Before the liability trial, defendant offered this elderly woman $5,000 to settle the case. After this low-ball offer was rejected and the case proceeded to trial. During the liability trial, Kauffman presented an expert neurologist to refute the hospital’s diagnosis and argued that the diagnosis was erroneous based on an incomplete history. Kauffman prevailed at trial, as the jury defendant entirely negligent and responsible for the accident.

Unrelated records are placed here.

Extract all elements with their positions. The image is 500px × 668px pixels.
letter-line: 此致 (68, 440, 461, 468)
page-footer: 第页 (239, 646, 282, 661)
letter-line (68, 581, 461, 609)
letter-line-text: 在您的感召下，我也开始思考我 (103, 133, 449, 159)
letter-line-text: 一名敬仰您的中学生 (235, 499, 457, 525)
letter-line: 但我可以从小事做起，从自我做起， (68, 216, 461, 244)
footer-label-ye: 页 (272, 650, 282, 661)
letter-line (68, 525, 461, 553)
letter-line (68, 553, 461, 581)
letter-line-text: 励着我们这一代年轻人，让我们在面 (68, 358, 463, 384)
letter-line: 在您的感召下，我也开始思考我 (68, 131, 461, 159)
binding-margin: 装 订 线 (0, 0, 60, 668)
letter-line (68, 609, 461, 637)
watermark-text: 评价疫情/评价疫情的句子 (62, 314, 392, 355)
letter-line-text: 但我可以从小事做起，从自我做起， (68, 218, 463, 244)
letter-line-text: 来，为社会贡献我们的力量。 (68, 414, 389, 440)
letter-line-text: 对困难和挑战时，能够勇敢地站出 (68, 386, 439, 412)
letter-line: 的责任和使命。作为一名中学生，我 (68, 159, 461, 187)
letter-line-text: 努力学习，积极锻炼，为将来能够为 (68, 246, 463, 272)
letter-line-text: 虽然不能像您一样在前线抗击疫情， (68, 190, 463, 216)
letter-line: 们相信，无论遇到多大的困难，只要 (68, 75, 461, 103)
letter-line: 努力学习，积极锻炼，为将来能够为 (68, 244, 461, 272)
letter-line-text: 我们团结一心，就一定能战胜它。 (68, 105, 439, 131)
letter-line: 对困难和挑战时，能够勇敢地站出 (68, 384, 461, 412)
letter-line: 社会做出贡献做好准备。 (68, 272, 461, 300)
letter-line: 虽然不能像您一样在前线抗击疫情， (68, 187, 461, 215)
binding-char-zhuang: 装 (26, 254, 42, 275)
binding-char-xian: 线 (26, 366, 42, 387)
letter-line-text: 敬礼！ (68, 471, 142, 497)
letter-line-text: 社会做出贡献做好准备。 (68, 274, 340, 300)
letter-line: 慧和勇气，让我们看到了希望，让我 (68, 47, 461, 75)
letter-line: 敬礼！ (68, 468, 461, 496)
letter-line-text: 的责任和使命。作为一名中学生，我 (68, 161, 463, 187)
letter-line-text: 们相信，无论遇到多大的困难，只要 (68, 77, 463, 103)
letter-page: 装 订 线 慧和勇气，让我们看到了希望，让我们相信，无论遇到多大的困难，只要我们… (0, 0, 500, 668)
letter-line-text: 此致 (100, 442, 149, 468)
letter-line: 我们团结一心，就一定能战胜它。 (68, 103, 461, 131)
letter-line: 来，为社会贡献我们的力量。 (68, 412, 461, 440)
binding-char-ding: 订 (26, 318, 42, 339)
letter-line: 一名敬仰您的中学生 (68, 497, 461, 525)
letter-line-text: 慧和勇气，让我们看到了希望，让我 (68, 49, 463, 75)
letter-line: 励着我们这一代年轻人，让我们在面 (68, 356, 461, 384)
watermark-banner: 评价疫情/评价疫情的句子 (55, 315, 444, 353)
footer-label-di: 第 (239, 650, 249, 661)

Just before the damages portion of the trial, defendant offered $45,000 to settle the case. This low-ball offer was also rejected and the case proceeded to trial. During trial, the defendant and their client finally agreed to settle for $220,000.


- $200,000 -
Trip and fall over uneven parking lot pavement, knee injury with surgery
An elderly woman tripped and fell in a parking lot due to uneven pavement and raised asphalt. The parking lot owner and contractor blamed each other, as well as this woman, for the accident. As a result of the accident, the woman sustained an injury to her knee, requiring surgery. The defendants claimed that the woman’s knee condition was due to age-related degeneration and a prior knee surgery. Prior to trial, the insurance companies agreed to settle this matter.


- $177,500 -
Trip and fall over oil hose, fractured upper arm
An elderly woman tripped and fell on an oil hose which was being used to vacuum an oil leak. It was claimed that the oil truck operator failed to put out pedestrian safety devices, including cones, ramps and caution tape. However, defense counsel claimed that the proper precautions were set out, and that the accident occurred because of the woman’s inattention and carelessness. As a result of the accident, the woman sustained an injury to her shoulder. Prior to trial, the insurance company finally agreed to settle this matter.


- $175,000 -
Slip and fall on icy ramp, fractured wrist
An elderly woman slipped and fell on a wet, icy and slippery plywood board which served as a ramp leading up to a store. This woman sued the store’s owner and tenant, claiming that it failed to properly salt, shovel, de-ice and sand the area, which was unsafe for pedestrians. The store and tenant claimed that ramp was safe at the time of the accident, the woman fell due to carrying heavy bags at another location and caused her own accident. The store and tenant claimed that an independent witness supported the defendants. Prior to trial, the defendants conceded liability after Kauffman secured evidence to show that the alleged “witness” never witnessed the accident, was employed by a relative of the store owner, was friendly with the store’s tenant, had previously given a completely different version of events and later admitted on tape to never having witnessed the accident. As a result of the accident, this woman fell on her outstretched wrist and sustained a fracture which required surgery. The defense claimed that she made an excellent recovery from her injuries. The insurance company agreed to settle the matter before trial.


- $160,000 -
Slip and fall on wet bathroom floor, knee injury
A young man slipped and fell on the men’s room of a mall, claiming that the maintenance staff had recently mopped but failed to set out the proper safety precaution devices. The mall claimed that no such mopping had taken place, that it did not have notice of any wet floor and that the accident occurred because of the man’s inattention to his surroundings. As a result of the accident, the man sustained a knee injury and required surgery. The defense claimed that he made an excellent recovery from his injuries. The insurance company agreed to settle the matter before trial.


- $105,000 -
Cracked NYC Sidewalk Injures Elderly Woman
An 85 year old woman tripped and fell on a cracked and uneven New York City sidewalk in Brooklyn, resulting in a broken arm which did not require surgery. The City took the position that the sidewalk was in good condition, the accident did not occur where the client stated, and the client was to blame for her own accident. After the City offered $25,000, same was rejected and the matter proceeded to trial. During the liability trial, a unanimous jury found that the City was 100% at fault. However, the City still refused to make an appropriate settlement offer, and the matter proceeded to trial on injuries. A jury then awarded this elderly woman $105,000 in compensation for her injuries.